Impedance Cardiography Accurately Measures Cardiac Output During Exercise in Children With Cystic Fibrosis ( Discussion)
This study has demonstrated that thoracic electrical bioimpedance using the ICG-M401 provides simple, accurate, reliable measurements of Q during exercise in children with CF over a wide range of severity of airflow limitation. Edmunds et al studied ICG in healthy subjects breathing with external resistive loads during exercise and concluded that the method was not influenced by the presumed greater pleural pressure swings and chest wall excursions caused by loaded breathing. Results of the present study support and extend their observations. Chest wall configuration, another factor that could conceivably alter thoracic electrical bioimpedance measurements, likewise did not seem to alter the accuracy or reliability of impedance determination of Q. Although not formally tested in pediatric patients with other diseases characterized by airway obstruction such as asthma or bronchopulmonary dysplasia, one should have no reservations in generalizing findings in the present study to children with these disorders.

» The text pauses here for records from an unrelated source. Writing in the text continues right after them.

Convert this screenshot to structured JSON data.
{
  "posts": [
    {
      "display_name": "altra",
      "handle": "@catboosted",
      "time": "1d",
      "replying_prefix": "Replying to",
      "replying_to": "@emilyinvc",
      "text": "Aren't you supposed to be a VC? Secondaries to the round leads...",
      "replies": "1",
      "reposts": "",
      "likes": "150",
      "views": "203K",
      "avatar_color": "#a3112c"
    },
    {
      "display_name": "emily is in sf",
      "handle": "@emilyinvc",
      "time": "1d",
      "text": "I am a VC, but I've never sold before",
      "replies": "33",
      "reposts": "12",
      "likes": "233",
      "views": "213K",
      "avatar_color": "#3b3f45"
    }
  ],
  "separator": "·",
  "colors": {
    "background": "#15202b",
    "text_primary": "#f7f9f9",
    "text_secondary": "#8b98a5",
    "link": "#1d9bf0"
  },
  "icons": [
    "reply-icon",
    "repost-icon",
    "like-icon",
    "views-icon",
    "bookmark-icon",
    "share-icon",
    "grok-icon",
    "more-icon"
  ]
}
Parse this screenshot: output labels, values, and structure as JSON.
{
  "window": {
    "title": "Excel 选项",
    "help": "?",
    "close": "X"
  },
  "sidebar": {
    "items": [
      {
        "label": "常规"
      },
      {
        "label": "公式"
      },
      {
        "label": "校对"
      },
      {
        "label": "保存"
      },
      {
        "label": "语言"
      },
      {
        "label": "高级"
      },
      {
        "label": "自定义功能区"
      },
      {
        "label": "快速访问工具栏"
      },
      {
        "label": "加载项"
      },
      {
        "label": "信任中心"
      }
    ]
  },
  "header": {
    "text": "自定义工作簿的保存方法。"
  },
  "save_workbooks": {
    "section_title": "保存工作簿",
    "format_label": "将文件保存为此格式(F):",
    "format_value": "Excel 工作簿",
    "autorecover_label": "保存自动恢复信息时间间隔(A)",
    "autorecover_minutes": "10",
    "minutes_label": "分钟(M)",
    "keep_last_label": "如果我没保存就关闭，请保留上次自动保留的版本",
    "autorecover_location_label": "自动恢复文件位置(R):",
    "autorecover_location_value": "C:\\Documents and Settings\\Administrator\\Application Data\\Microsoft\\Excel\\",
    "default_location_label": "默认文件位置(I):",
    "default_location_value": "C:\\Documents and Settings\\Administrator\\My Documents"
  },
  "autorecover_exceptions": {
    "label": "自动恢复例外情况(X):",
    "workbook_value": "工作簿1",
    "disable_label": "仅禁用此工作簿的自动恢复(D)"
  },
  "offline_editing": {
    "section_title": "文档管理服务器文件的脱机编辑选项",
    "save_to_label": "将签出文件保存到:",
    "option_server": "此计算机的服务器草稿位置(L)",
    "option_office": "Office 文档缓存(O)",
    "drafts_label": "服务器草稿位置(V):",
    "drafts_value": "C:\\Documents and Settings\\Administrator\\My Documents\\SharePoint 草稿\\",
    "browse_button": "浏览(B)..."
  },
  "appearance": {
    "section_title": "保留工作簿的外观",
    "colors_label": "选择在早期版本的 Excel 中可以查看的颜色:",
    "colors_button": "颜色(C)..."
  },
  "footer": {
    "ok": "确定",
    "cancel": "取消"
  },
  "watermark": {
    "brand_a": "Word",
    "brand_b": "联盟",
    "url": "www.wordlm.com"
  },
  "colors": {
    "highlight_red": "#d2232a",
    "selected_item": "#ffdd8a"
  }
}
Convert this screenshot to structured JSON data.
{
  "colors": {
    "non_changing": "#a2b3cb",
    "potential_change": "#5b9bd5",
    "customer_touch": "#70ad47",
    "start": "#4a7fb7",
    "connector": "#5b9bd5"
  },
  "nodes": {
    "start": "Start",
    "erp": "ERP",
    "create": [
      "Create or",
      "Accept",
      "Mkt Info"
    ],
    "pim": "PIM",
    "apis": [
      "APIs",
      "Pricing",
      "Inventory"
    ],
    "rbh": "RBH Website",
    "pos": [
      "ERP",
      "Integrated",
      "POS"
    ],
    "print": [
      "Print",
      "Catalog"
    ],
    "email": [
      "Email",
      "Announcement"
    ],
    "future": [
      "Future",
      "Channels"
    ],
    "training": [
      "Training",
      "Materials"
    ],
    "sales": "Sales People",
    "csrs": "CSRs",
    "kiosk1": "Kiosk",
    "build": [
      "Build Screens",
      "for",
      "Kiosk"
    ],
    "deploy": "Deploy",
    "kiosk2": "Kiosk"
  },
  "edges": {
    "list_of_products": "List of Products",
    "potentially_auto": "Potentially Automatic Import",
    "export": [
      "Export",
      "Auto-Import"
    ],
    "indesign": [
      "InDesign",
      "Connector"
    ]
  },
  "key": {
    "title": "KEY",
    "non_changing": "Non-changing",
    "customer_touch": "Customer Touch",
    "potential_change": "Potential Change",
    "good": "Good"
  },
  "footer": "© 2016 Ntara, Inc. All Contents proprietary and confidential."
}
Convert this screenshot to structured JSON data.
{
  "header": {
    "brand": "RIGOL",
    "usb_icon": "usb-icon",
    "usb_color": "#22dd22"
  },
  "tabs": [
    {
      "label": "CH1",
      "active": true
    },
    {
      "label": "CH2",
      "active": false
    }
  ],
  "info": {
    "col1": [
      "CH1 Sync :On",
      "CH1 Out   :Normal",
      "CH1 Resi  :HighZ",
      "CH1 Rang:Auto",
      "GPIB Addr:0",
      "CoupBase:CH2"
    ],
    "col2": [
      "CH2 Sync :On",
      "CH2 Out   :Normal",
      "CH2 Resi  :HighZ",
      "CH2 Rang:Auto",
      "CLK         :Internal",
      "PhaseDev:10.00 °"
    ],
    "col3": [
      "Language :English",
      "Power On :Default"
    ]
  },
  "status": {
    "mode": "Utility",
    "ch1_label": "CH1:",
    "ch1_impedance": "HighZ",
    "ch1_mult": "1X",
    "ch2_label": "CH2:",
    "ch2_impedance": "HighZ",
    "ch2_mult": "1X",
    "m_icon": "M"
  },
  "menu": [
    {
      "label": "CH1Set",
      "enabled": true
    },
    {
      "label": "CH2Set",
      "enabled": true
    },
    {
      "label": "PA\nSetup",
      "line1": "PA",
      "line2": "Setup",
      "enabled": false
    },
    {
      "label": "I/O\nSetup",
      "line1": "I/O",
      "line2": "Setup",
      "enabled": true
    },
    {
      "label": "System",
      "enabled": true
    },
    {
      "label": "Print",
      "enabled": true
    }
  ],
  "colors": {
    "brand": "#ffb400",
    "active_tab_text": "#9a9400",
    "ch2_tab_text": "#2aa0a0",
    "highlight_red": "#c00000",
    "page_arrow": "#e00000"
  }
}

Technical difficulty arose in obtaining signals sufficiently free of artifact to yield consistent results. Stroke volume appeared to fall in a few patients with minimal spirometric abnormalities in heavy, compared with light, exercise. Although the proprietary software did not “ensemble-average” the impedance waveforms, this was not necessary and, indeed, was less desirable than a feature that allowed exclusion of noise-ridden data rather than averaging such signals with relatively noise-free results. Ensemble averaging of such signals would have likely resulted in acceptance of such an apparent fall in stroke volume in these patients as a true measurement, when there was no physiologic basis for this finding. The ICG-M401 allows determination of Q based on cardiac cycles over 8- or 16-s intervals and stores raw data collected over the chosen interval. The frequency of measurements per minute is largely dependent on the capability of the personal computer to which the ICG-M401 is connected, but up to two determinations per minute are possible. Based on the initial experience with healthy control children, the 8-s interval once per minute was found to give very acceptable results for comparison purposes. Qicg values obtained each minute during the interval over which Qrb was being measured in duplicate were averaged. However, problems were encountered with the indirect Fick (C02) method and resulted in unsuccessful measurement on a few occasions, related to blood sampling and to obtaining acceptable rebreathing maneuvers.
The potential applications of this technique open new doors to investigating exercise pathophysiology in children with obstructive lung disease. Q can now be measured rapidly without disturbing the subject, allowing minute-by-minute measurements during progressive exercise, obviating the need for blood sampling. Thus, one will be able to characterize the
stroke volume response to exercise more readily and draw conclusions on what factors limit exercise performance in patients with CF. Faster computers permit calculation of Q up to four or five times per minute, permitting one to study the kinetics of the Q response to exercise in children with lung disease and compare this with healthy subjects. The effects of loaded or unloaded breathing on Q can now be studied to assess the mechanical effect of airway obstruction on cardiac performance, without requiring the lungs to measure Q. The technique is even simpler to use at rest, and though no comparisons of impedance and indirect Fick (C02) measurements at rest were done, there should be little hesitation in extrapolating the conclusions of the present study to resting conditions. ICG can also measure other valuable parameters besides Q, such as systolic time intervals and indexes of diastolic function that may provide clues to putative changes in myocardial function in CF.
In conclusion, this study has demonstrated that ICG employing the ICG-M401 gives accurate and reproducible measurements of Q during exercise in children with CF, extending our previous findings in healthy children. The rapid, noninvasive method has the added advantage of providing accurate measurements at rest, and thus readily lends itself to a variety of clinical and research applications in the pediatric population.